Sedicimila uomini si mossero dalla palude in direzione della città, per prenderla dai fianchi. Al centro delle enormi roccaforti, anche i kuribu si mossero; con larghe pedane a cento ruote e con tubi per drenare la melma verso i fianchi, trasportavano rampe e scale retrattili.
I soldati sollevarono le rampe producendo degli schianti fragorosi. Dispiegarono le pesanti travi di ferro e le impalcature reticolate pieghevoli. Torcendosi verso l’esterno, i cardini stridettero. Le centinaia di uomini dietro agli ingranaggi si arrampicarono in fretta sulle rampe, protetti da corazze di testuggine.
Dall’alto urlarono: «Sirrusu! Lawu rubutu! She-Tu Sad-Kabu! Nibiru! Nibiru! Nibiru!».
Lungo i margini, centinaia di lampade a olio si accesero a una a una. Avevano la forma di volti umani scarnificati. Per mezzo di alcune pompe a vite poste nella parte superiore delle scale, il catrame bollente fluì verso l’alto all’interno di tubi di bronzo forati. Il liquido infuocato gocciolò dalle bocche in cima.
Dalla corona del suo kuribu, la voce amplificata dal corno di elasmoterio sorretto dai suoi eunuchi, Nabopolassar urlò: «Dov’è adesso il tuo faraone Necao d’Egitto? Non è qui a difenderti con le sue dannate truppe?».
Settecento settanta chilometri più a sud, Necao avanzava con il suo esercito lungo la costa, diretto a settentrione. Il calvo faraone d’Egitto era avvolto nella sua coperta di pelle di iena gigante (Pachycrocuta Robusta); le navi lo accompagnavano in parallelo nel mare, sotto le stelle. Era preoccupato. Da settimane avevano intrapreso l’avanzata lungo il litorale del mar Mediterraneo; grazie all’appoggio del principe Eliakim si erano coordinati con i loro alleati giudei.
Rivolse lo sguardo su suo figlio Psammetico, esile e con la testa aguzza rasata. Con voce stridula gli sussurrò: «Henn em fenkhu khna. Hanno di Fenicia farà sbarcare le sue divisioni tanitash a Kinalua». Con le dita fragili sfregò la mappa sul tavolo. «Da lì, le condurrà via terra verso il fiume Balikh per entrare a Harran.
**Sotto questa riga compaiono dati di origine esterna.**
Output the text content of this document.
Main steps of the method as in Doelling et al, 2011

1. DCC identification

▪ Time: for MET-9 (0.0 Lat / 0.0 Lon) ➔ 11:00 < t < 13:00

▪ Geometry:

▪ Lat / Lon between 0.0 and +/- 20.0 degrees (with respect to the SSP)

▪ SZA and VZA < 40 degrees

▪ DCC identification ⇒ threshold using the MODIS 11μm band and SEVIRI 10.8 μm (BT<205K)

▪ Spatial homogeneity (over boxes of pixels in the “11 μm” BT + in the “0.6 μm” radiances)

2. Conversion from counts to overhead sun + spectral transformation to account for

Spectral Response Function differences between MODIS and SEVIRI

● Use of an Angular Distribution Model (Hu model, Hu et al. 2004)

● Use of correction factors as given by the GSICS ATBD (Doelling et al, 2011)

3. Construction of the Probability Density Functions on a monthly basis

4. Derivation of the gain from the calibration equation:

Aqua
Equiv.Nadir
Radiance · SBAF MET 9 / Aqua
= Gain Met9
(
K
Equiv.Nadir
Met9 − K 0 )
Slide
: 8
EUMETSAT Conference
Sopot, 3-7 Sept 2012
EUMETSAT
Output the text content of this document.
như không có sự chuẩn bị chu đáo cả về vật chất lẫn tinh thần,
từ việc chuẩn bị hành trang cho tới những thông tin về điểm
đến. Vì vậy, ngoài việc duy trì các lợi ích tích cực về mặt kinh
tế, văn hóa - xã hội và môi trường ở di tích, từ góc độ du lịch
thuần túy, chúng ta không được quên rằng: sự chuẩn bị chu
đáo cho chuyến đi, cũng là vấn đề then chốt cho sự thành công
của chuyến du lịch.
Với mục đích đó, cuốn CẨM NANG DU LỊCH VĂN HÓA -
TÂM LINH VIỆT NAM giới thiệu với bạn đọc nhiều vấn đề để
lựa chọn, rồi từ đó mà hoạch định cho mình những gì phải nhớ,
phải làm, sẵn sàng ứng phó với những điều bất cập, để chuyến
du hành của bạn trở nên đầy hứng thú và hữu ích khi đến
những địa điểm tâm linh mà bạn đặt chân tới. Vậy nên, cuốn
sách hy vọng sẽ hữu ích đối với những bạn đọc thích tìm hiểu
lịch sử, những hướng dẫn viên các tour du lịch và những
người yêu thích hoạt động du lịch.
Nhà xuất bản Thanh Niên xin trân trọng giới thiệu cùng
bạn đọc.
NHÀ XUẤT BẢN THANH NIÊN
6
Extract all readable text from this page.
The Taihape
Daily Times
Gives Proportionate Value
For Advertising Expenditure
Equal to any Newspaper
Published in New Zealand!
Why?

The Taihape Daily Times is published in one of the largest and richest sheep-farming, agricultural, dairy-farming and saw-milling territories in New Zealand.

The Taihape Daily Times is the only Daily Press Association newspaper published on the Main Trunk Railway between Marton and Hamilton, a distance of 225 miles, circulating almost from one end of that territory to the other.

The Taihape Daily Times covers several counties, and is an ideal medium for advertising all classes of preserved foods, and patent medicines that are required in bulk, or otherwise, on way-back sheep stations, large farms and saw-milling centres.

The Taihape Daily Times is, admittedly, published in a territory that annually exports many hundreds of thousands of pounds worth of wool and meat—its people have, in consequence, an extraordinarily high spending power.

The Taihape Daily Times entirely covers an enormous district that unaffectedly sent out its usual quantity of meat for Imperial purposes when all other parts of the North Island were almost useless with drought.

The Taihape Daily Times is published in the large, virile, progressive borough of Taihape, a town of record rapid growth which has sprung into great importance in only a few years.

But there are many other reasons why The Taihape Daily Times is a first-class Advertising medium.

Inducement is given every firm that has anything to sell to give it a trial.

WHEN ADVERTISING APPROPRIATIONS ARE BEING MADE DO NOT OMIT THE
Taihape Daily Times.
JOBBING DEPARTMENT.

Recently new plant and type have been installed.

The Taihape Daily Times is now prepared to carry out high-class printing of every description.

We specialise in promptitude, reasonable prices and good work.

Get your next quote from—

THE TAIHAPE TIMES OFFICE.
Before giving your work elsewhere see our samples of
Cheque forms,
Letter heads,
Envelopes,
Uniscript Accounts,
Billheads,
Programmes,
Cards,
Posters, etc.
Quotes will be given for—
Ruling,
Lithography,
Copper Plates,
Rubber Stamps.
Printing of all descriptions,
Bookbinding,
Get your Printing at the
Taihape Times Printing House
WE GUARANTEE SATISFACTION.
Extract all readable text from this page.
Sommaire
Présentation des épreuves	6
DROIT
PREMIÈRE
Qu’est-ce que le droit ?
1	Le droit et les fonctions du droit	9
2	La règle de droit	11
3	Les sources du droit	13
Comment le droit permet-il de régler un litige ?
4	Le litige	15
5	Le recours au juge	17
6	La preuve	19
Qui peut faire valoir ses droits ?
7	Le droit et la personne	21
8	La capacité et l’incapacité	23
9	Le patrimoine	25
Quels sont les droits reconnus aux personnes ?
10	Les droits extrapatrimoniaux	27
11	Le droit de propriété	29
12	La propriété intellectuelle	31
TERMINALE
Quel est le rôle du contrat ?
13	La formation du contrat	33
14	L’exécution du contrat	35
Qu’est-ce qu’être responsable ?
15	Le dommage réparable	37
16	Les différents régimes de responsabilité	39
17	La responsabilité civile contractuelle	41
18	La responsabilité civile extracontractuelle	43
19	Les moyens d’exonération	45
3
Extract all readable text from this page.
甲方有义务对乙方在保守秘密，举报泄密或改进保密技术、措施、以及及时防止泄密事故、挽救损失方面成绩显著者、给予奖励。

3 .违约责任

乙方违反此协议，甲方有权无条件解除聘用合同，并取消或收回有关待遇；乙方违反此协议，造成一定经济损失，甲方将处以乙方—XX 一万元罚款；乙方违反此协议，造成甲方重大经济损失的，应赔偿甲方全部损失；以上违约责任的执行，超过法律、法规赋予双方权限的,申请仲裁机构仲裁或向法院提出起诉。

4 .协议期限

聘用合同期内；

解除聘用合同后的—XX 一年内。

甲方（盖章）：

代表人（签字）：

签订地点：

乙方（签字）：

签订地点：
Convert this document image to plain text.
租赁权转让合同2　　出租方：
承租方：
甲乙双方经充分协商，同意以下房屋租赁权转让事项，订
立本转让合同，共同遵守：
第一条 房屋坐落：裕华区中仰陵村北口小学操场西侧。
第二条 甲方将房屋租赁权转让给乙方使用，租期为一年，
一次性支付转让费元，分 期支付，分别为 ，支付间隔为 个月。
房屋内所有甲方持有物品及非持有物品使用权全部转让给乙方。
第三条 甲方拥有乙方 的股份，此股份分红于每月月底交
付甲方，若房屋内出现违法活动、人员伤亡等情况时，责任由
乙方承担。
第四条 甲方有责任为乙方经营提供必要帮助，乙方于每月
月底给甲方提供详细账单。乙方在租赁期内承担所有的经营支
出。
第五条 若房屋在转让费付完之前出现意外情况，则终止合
Nabopolassar entrerà a Harran attraverso il fiume, che scorre sotto la città tramite le fognature. È importante tagliare per il torrente. Hanno deve guadare il fiume. Tu distribuirai le nostre forze terrestri attorno a quelle di Nabopolassar e suo figlio». Con la lunga unghia ricurva tracciò un ampio cerchio intorno alla Città Torre. «I nostri arcieri stringeranno le sue divisioni dall’esterno verso l’interno, come un anello, fino ad assediarli contro le mura di cinta. Dall’alto, Ashur-Uballit II gli rovescerà l’acido addosso».
Un soldato a cavallo gli si affiancò e strepitò: «Neb Taui! ! C’è un problema!».
Il faraone aggrottò le sopracciglia. Il suo carro rallentò e lui si affacciò dallo spiraglio.
«Un problema?».
Senza smettere di cavalcare, l’uomo spiegò: «Il re di Yahu. Re Giosia di Yahu! Dice che non avete il permesso di muovervi lungo la sua costa, sire. Ha intenzione di fronteggiarvi con i suoi uomini!».
Il faraone si rivolse al figlio Psammetico: «Tu lo sapevi? Non hai negoziato con Eliakim?».